RanderWang commented 2 years ago

@serhiy-katsyuba-intel Can you try https://github.com/thesofproject/sof/pull/5844 ? This was a fix for another ipc issue

serhiy-katsyuba-intel commented 2 years ago

@serhiy-katsyuba-intel Can you try #5844 ? This was a fix for another ipc issue

5844 is not directly applicable for MTL as we use IPC driver from src/drivers/intel/ace/ipc.c, the fix applies to src/drivers/intel/cavs/ipc.c.

Anyway, I have additional observations. When multiple pipelines are running it looks like IPC task thread cannot get CPU time. I reproduce it on FPGA. At the end of the test host sends PAUSE, I see IPC interrupt is triggered and IPC task is scheduled without any error reported but that IPC task is never executed. Seems we have a problem that high priority pipeline tasks prevent lower priority IPC task to get CPU time. This is consistent with k_sleep() problem described above. The difference is that k_sleep() problem happens at the beginning of test when switching from PAUSE to RUNNING. Seems sometimes after yield inside k_sleep() and start of multiple pipeline tasks original k_sleep() thread (lower priority IPC task) cannot be resumed.

rdurkalx commented 2 years ago

Hi, I would like to reproduce this bug on MTL platform. But I can't open cavs-tgl-nocodec (3).tplg file, can You write me what topolgy from https://github.com/thesofproject/sof/tree/main/tools/topology/topology1 You are using to reproduce this bug ?

serhiy-katsyuba-intel commented 2 years ago

can You write me what topolgy from https://github.com/thesofproject/sof/tree/main/tools/topology/topology1 You are using to reproduce this bug ?

Try any test with many pipelines. More pipelines more chances it will not work: IPC_TIMEOUT should appear at the end of test when host tries to PAUSE running pipelines. I'm reproducing with my modified firmware (which is a work in progress) with test_01_18_mixin_single_output. But that is a bad example, do not try it, as this test works fine with original non-modified firmware, it fails with my firmware as I added use of addition buffer. There is a chance that IPC_TIMEOUT I experience on MTL is not the same issue as this GitHub report describes for TGL. So it's better to make exactly the same test on MTL as it was done on TGL.
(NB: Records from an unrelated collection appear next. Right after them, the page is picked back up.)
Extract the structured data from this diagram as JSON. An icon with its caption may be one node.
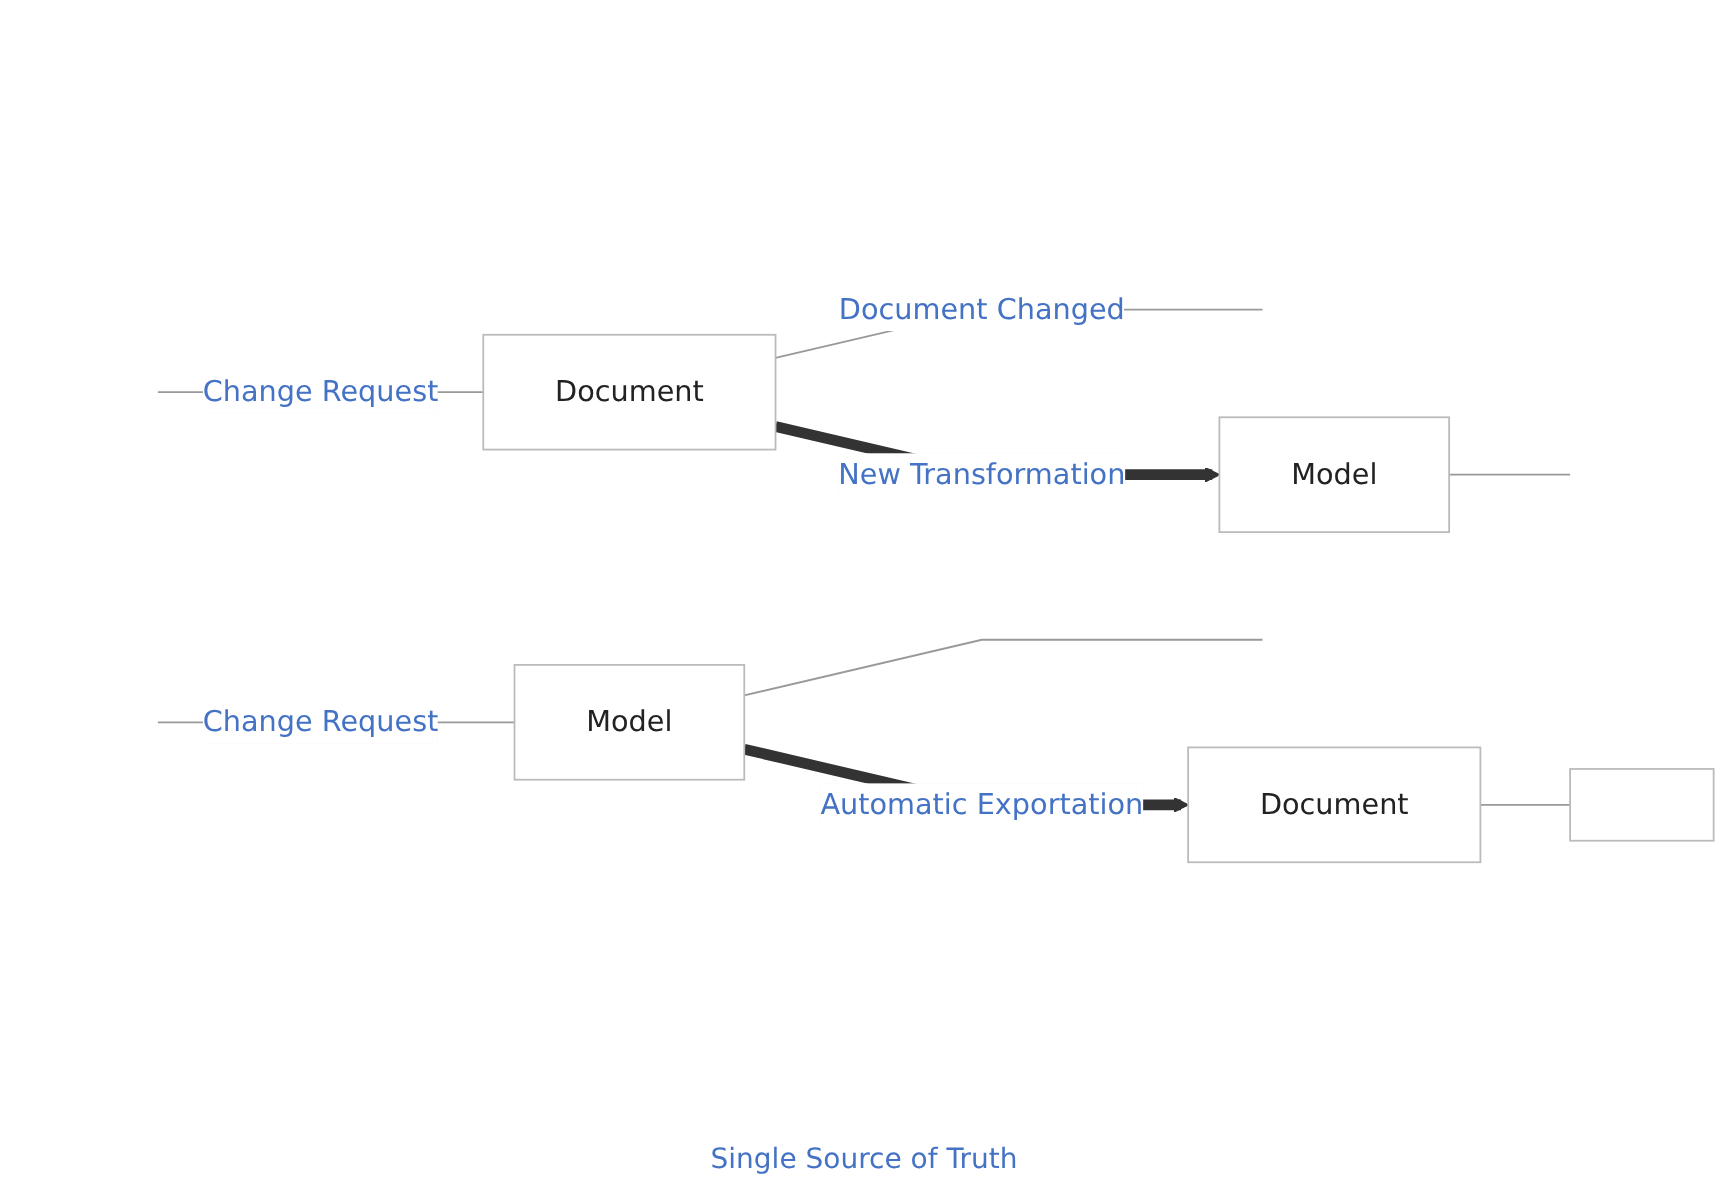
{
  "diagram": {
    "nodes": [
      {
        "text": [
          "Document"
        ]
      },
      {
        "text": [
          "Model"
        ]
      },
      {
        "text": [
          "Model"
        ]
      },
      {
        "text": [
          "Document"
        ]
      },
      {
        "text": [],
        "shape": "box"
      }
    ],
    "edges": [
      {
        "from": null,
        "to": 0,
        "arrow": "none",
        "label": "Change Request"
      },
      {
        "from": 0,
        "to": null,
        "arrow": "none",
        "label": "Document Changed"
      },
      {
        "from": 0,
        "to": 1,
        "arrow": "to",
        "label": "New Transformation",
        "style": "thick",
        "color": "#333333"
      },
      {
        "from": 1,
        "to": null,
        "arrow": "none"
      },
      {
        "from": null,
        "to": 2,
        "arrow": "none",
        "label": "Change Request"
      },
      {
        "from": 2,
        "to": null,
        "arrow": "none"
      },
      {
        "from": 2,
        "to": 3,
        "arrow": "to",
        "label": "Automatic Exportation",
        "style": "thick",
        "color": "#333333"
      },
      {
        "from": 3,
        "to": 4,
        "arrow": "none"
      }
    ],
    "labels": [
      "Single Source of Truth"
    ]
  }
}
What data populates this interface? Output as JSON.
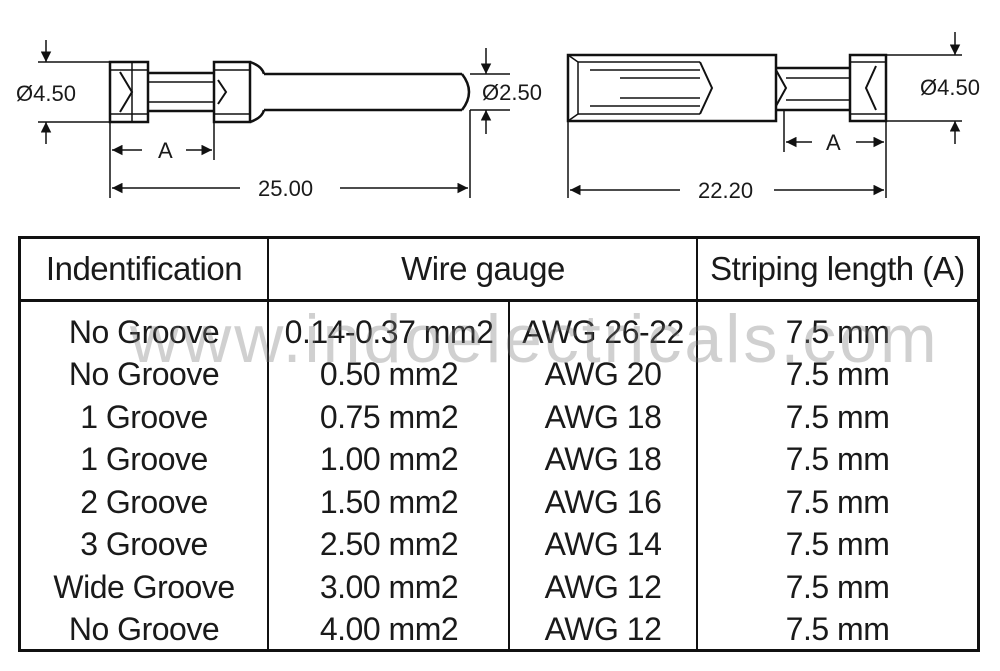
{
  "drawing": {
    "left_pin": {
      "diameter_label": "Ø4.50",
      "tip_diameter_label": "Ø2.50",
      "length_label": "25.00",
      "strip_label": "A"
    },
    "right_socket": {
      "diameter_label": "Ø4.50",
      "length_label": "22.20",
      "strip_label": "A"
    }
  },
  "table": {
    "headers": {
      "identification": "Indentification",
      "wire_gauge": "Wire gauge",
      "striping_length": "Striping length (A)"
    },
    "rows": [
      {
        "id": "No Groove",
        "mm2": "0.14-0.37 mm2",
        "awg": "AWG 26-22",
        "strip": "7.5 mm"
      },
      {
        "id": "No Groove",
        "mm2": "0.50 mm2",
        "awg": "AWG 20",
        "strip": "7.5 mm"
      },
      {
        "id": "1 Groove",
        "mm2": "0.75 mm2",
        "awg": "AWG 18",
        "strip": "7.5 mm"
      },
      {
        "id": "1 Groove",
        "mm2": "1.00 mm2",
        "awg": "AWG 18",
        "strip": "7.5 mm"
      },
      {
        "id": "2 Groove",
        "mm2": "1.50 mm2",
        "awg": "AWG 16",
        "strip": "7.5 mm"
      },
      {
        "id": "3 Groove",
        "mm2": "2.50 mm2",
        "awg": "AWG 14",
        "strip": "7.5 mm"
      },
      {
        "id": "Wide Groove",
        "mm2": "3.00 mm2",
        "awg": "AWG 12",
        "strip": "7.5 mm"
      },
      {
        "id": "No Groove",
        "mm2": "4.00 mm2",
        "awg": "AWG 12",
        "strip": "7.5 mm"
      }
    ]
  },
  "watermark": "www.indoelectricals.com"
}
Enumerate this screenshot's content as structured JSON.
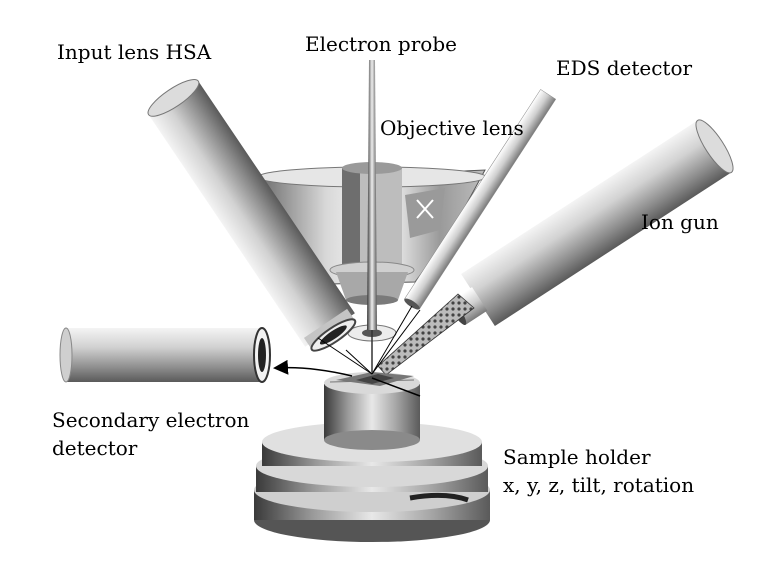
{
  "labels": {
    "input_lens": "Input lens HSA",
    "electron_probe": "Electron probe",
    "eds_detector": "EDS detector",
    "objective_lens": "Objective lens",
    "ion_gun": "Ion gun",
    "secondary_line1": "Secondary electron",
    "secondary_line2": "detector",
    "sample_line1": "Sample holder",
    "sample_line2": "x, y, z, tilt, rotation"
  }
}
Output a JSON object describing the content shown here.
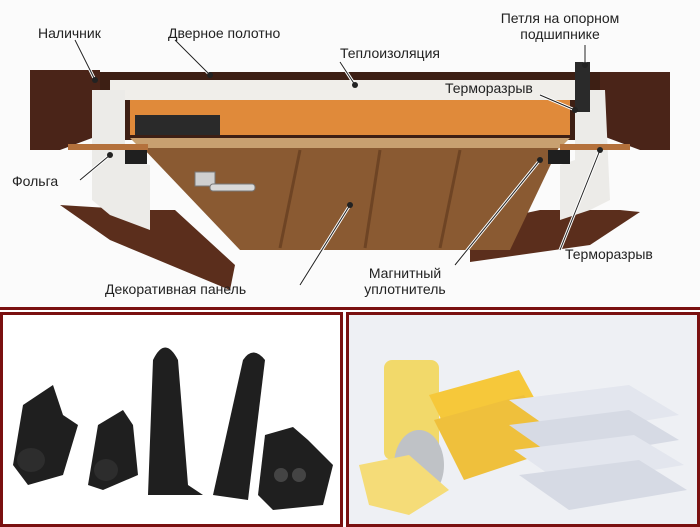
{
  "labels": {
    "nalichnik": "Наличник",
    "dvernoe_polotno": "Дверное полотно",
    "petlya_line1": "Петля на опорном",
    "petlya_line2": "подшипнике",
    "teploizolyaciya": "Теплоизоляция",
    "termorazryv_top": "Терморазрыв",
    "folga": "Фольга",
    "termorazryv_bottom": "Терморазрыв",
    "magnitny_line1": "Магнитный",
    "magnitny_line2": "уплотнитель",
    "dekorativnaya": "Декоративная панель"
  },
  "colors": {
    "frame": "#4a2418",
    "wood": "#8a5a32",
    "insulation": "#f0eeea",
    "orange_layer": "#e08a3a",
    "border": "#7a1010",
    "rubber": "#1f1f1f",
    "wool": "#f2d96a",
    "foam": "#dfe3ec"
  }
}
rdurkalx commented 2 years ago

Thanks for the reply. So as I understand it correctly, I should run whichever test from TGL that runs a lot of pipelines ?

serhiy-katsyuba-intel commented 2 years ago

Further investigation shows that the cause of the problem in my case was logging. Logging (call to comp_err() ) takes about 159 us on FPGA. The test was executed without any parameters to receive logs from DSP, so in theory logging should do almost nothing. But this is not that case. In comparison a call to a function that basically does nothing (buffer_acquire() ) takes about 4 us. In my case there were 3 calls to comp_err() inside 2 _copy() functions called from 2 pipelines. That was enough to do not fit into 1 ms LL scheduler period. After commenting out calls to comp_dbg() inside _copy() functions the problem disappeared.

lgirdwood commented 2 years ago

@serhiy-katsyuba-intel good findings. Do we have any assert() in the comp_err() paths ? IIUC, @kv2019i found an performance issue with assert flow with the Zephyr build config and XCC. Are we also fully using the native Zephyr LOG() calls from the comp_err call (or do we still have some legacy trace logic running)?

serhiy-katsyuba-intel commented 2 years ago

Are we also fully using the native Zephyr LOG() calls from the comp_err call (or do we still have some legacy trace logic running)?

comp_err still calls legacy trace logic. embargo branch did not yet switch to use Zephyr LOG.

Sorry, I was busy with high priority task (and will continue for a couple of days) and was not able to debug the issue further :-/

kv2019i commented 2 years ago

A category of IPC timeout bugs have been fixed now in mainline (IPC message lost but subsequence messages were ok).

These two tests now pass in daily test for these platforms: TPLG=/lib/firmware/intel/avs-tplg/cavs-tgl-nocodec.tplg MODEL=ADLP_RVP_NOCODEC_IPC4 ~/sof-test/test-case/check-playback.sh -d 3 -l 1 -r 1 -F TPLG=/lib/firmware/intel/avs-tplg/cavs-tgl-nocodec.tplg MODEL=ADLP_RVP_NOCODEC_IPC4 ~/sof-test/test-case/check-suspend-resume.sh -l 50

Closing this. Let's follow remaining issues in other bugs.